Functionally Graded Soft Dielectric Elastomer Phononic Crystals: Finite Deformation, Electro-Elastic Longitudinal Waves, and Band Gaps Tunability via Electro-Mechanical Loading

Abstract

Active tuning of elastic wave band gaps received significant attention in the recent past. To this end, soft dielectric elastomers (DEs) have indicated great promise owing to their capability to undergo large reversible deformations and deformation-dependent constitutive properties. In this paper, we investigate the longitudinal wave band gaps an infinite periodic soft functionally graded dielectric elastomer subjected to electro-mechanical biasing fields. Material properties of the functionally graded DE are described by the power law.
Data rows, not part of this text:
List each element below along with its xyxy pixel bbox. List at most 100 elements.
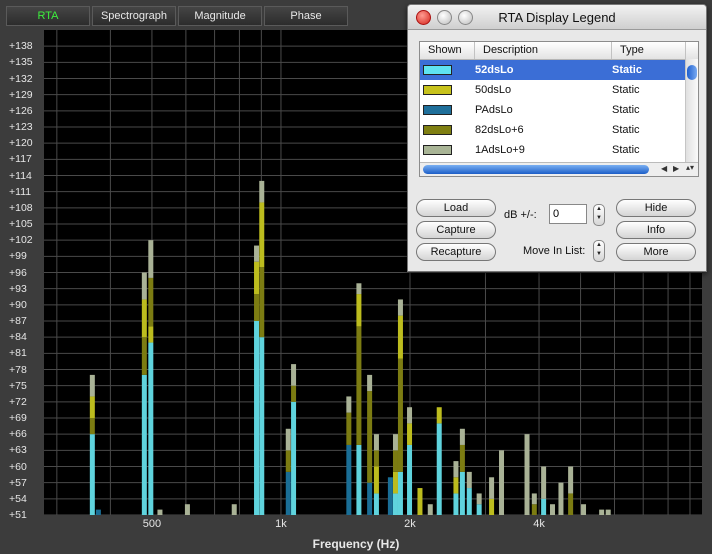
y-tick-label: +102: [9, 234, 33, 247]
spectrum-bar-segment: [291, 364, 297, 386]
spectrum-bar-segment: [524, 434, 530, 515]
legend-description: 82dsLo+6: [475, 124, 524, 136]
scrollbar-thumb[interactable]: [423, 165, 649, 174]
y-tick-label: +96: [9, 266, 27, 279]
y-tick-label: +138: [9, 40, 33, 53]
load-button[interactable]: Load: [416, 199, 496, 217]
legend-row[interactable]: 1AdsLo+9 Static: [420, 140, 698, 160]
hide-button[interactable]: Hide: [616, 199, 696, 217]
spectrum-bar-segment: [259, 202, 265, 268]
legend-list-header: Shown Description Type: [420, 42, 698, 60]
spectrum-bar-segment: [427, 504, 433, 515]
x-tick-label: 1k: [275, 518, 287, 530]
y-tick-label: +129: [9, 88, 33, 101]
spectrum-bar-segment: [531, 504, 537, 515]
scroll-left-icon[interactable]: ◀: [661, 164, 667, 173]
spectrum-bar-segment: [397, 471, 403, 515]
scrollbar-thumb[interactable]: [687, 65, 697, 80]
spectrum-bar-segment: [499, 450, 505, 515]
spectrum-bar-segment: [373, 493, 379, 515]
legend-type: Static: [612, 84, 640, 96]
y-tick-label: +111: [9, 185, 32, 198]
y-tick-label: +72: [9, 395, 27, 408]
spectrum-bar-segment: [581, 504, 587, 515]
spectrum-bar-segment: [476, 504, 482, 515]
color-swatch[interactable]: [423, 125, 452, 135]
tab-rta[interactable]: RTA: [6, 6, 90, 26]
move-in-list-label: Move In List:: [523, 245, 586, 257]
legend-row[interactable]: PAdsLo Static: [420, 100, 698, 120]
db-offset-field[interactable]: [549, 204, 587, 224]
spectrum-bar-segment: [291, 385, 297, 402]
legend-vertical-scrollbar[interactable]: [685, 59, 698, 163]
column-type[interactable]: Type: [612, 42, 686, 59]
spectrum-bar-segment: [367, 391, 373, 483]
spectrum-bar-segment: [259, 267, 265, 338]
tab-phase[interactable]: Phase: [264, 6, 348, 26]
spectrum-bar-segment: [254, 261, 260, 295]
y-tick-label: +105: [9, 218, 33, 230]
y-tick-label: +84: [9, 331, 27, 344]
tab-magnitude[interactable]: Magnitude: [178, 6, 262, 26]
legend-window: RTA Display Legend Shown Description Typ…: [407, 4, 707, 272]
spectrum-bar-segment: [599, 509, 605, 515]
spectrum-bar-segment: [453, 461, 459, 478]
scroll-up-down-icon[interactable]: ▴▾: [686, 163, 694, 172]
spectrum-bar-segment: [568, 493, 574, 515]
spectrum-bar-segment: [489, 498, 495, 515]
spectrum-bar-segment: [407, 423, 413, 445]
spectrum-bar-segment: [549, 504, 555, 515]
y-tick-label: +90: [9, 298, 27, 311]
scroll-right-icon[interactable]: ▶: [673, 164, 679, 173]
db-offset-stepper[interactable]: ▲ ▼: [593, 204, 605, 226]
rta-app: RTA Spectrograph Magnitude Phase +138 +13…: [0, 0, 712, 554]
legend-list: Shown Description Type 52dsLo Static 50dsL…: [419, 41, 699, 177]
spectrum-bar-segment: [558, 482, 564, 515]
y-tick-label: +132: [9, 72, 33, 85]
x-tick-label: 500: [142, 518, 162, 530]
legend-horizontal-scrollbar[interactable]: ◀ ▶ ▴▾: [420, 162, 698, 176]
view-tabs: RTA Spectrograph Magnitude Phase: [6, 6, 348, 26]
spectrum-bar-segment: [141, 374, 147, 515]
legend-shown-cell: [420, 105, 475, 115]
more-button[interactable]: More: [616, 243, 696, 261]
spectrum-bar-segment: [285, 450, 291, 472]
legend-type: Static: [612, 64, 642, 76]
spectrum-bar-segment: [95, 509, 101, 515]
legend-description: 52dsLo: [475, 64, 514, 76]
spectrum-bar-segment: [254, 245, 260, 262]
spectrum-bar-segment: [392, 493, 398, 515]
column-shown[interactable]: Shown: [420, 42, 475, 59]
spectrum-bar-segment: [346, 412, 352, 445]
spectrum-bar-segment: [466, 471, 472, 489]
column-description[interactable]: Description: [475, 42, 612, 59]
capture-button[interactable]: Capture: [416, 221, 496, 239]
tab-spectrograph[interactable]: Spectrograph: [92, 6, 176, 26]
info-button[interactable]: Info: [616, 221, 696, 239]
y-tick-label: +135: [9, 56, 33, 69]
spectrum-bar-segment: [605, 509, 611, 515]
legend-row[interactable]: 50dsLo Static: [420, 80, 698, 100]
legend-title-bar[interactable]: RTA Display Legend: [408, 5, 706, 30]
legend-row[interactable]: 52dsLo Static: [420, 60, 698, 80]
color-swatch[interactable]: [423, 105, 452, 115]
spectrum-bar-segment: [291, 401, 297, 515]
y-tick-label: +57: [9, 476, 27, 489]
spectrum-bar-segment: [459, 444, 465, 472]
spectrum-bar-segment: [259, 180, 265, 203]
legend-description: 50dsLo: [475, 84, 512, 96]
recapture-button[interactable]: Recapture: [416, 243, 496, 261]
y-tick-label: +66: [9, 428, 27, 441]
spectrum-bar-segment: [387, 477, 393, 515]
legend-row[interactable]: 82dsLo+6 Static: [420, 120, 698, 140]
y-tick-label: +54: [9, 492, 27, 505]
spectrum-bar-segment: [436, 423, 442, 515]
color-swatch[interactable]: [423, 145, 452, 155]
color-swatch[interactable]: [423, 85, 452, 95]
db-offset-label: dB +/-:: [504, 209, 537, 221]
move-in-list-stepper[interactable]: ▲ ▼: [593, 240, 605, 262]
legend-shown-cell: [420, 85, 475, 95]
color-swatch[interactable]: [423, 65, 452, 75]
y-tick-label: +108: [9, 201, 33, 214]
legend-type: Static: [612, 124, 640, 136]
The nonlinear hyperelastic compressible neo–Hookean model is employed for characterizing the constitutive behavior of the soft functionally graded dielectric elastomer. The finite element method with Bloch–Floquet theory is employed for finding the band-structure of the infinitely periodic soft functionally graded DE structure. A parametric study brings out the effect of biasing fields and power law exponent on the band gap characteristics. The biasing mechanical prestress, the electric displacement field show significant influence on position and the width of band gaps. The inferences reported here can find their potential use in the design of soft DE wave devices with tunable band structures.